1.2.3 Modèle de mise en place des éjecta lobés

Le mode de mise en place des cratères LARLE et Pd fait relativement consensus. Tandis que les premiers se seraient formés récemment à partir d’un impact dans une couche riche en glace et par des dépôts à granulométrie faible (Barlow et al., 2014; Boyce et al., 2015) , les seconds seraient le résultat de l’érosion des cratères LARLE par sublimations successives et érosion différentielle affectant principalement le terrain encaissant (Meresse et al., 2006; Kadish et al., 2008, 2010; Boyce et al., 2015).

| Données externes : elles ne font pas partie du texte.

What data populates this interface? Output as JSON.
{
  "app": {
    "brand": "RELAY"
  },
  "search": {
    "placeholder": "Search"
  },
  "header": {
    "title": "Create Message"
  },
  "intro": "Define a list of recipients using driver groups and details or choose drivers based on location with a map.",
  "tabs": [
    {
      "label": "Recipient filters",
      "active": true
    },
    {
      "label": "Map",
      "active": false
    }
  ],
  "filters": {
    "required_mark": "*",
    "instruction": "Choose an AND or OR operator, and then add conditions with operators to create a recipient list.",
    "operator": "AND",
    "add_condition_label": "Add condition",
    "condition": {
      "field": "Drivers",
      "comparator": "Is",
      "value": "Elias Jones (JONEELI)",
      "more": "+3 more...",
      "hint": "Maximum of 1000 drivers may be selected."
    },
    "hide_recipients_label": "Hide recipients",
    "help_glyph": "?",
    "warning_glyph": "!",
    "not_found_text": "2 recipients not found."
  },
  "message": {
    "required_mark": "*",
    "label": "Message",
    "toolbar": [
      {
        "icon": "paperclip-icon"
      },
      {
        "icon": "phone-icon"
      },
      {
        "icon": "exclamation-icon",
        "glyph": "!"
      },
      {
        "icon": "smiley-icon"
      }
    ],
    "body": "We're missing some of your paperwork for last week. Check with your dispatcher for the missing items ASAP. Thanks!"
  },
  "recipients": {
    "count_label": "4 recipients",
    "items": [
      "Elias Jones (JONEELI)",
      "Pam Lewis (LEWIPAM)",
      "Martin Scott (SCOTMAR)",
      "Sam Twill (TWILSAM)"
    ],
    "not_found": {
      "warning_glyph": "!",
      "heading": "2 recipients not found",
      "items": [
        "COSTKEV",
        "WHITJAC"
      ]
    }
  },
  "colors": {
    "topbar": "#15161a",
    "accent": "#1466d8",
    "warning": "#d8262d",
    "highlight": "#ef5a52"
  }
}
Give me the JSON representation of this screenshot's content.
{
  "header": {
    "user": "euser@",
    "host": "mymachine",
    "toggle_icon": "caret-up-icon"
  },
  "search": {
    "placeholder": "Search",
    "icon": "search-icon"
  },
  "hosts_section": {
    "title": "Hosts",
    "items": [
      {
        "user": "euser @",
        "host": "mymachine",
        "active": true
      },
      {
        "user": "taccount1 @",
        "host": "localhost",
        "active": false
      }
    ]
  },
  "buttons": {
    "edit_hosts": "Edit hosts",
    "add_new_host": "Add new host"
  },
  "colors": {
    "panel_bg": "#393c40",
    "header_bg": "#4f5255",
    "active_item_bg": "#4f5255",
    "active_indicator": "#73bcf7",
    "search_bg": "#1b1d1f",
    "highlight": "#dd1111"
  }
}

Cependant, les processus responsables des morphologies lobées bien exprimées (SLERS, DLERS et MLERS) sont discutés depuis leur découverte par l’arrivée sur Mars des sondes Viking en juin et août 1976. Carr et al. (1977) proposent alors la première théorie concernant la formation des éjecta lobés. Ils mettent en avant l’idée que ces éjecta se seraient déposés non par sédimentation balistique mais par une déferlante de débris au sol qui ont été fluidisés durant la phase d’éxcavation.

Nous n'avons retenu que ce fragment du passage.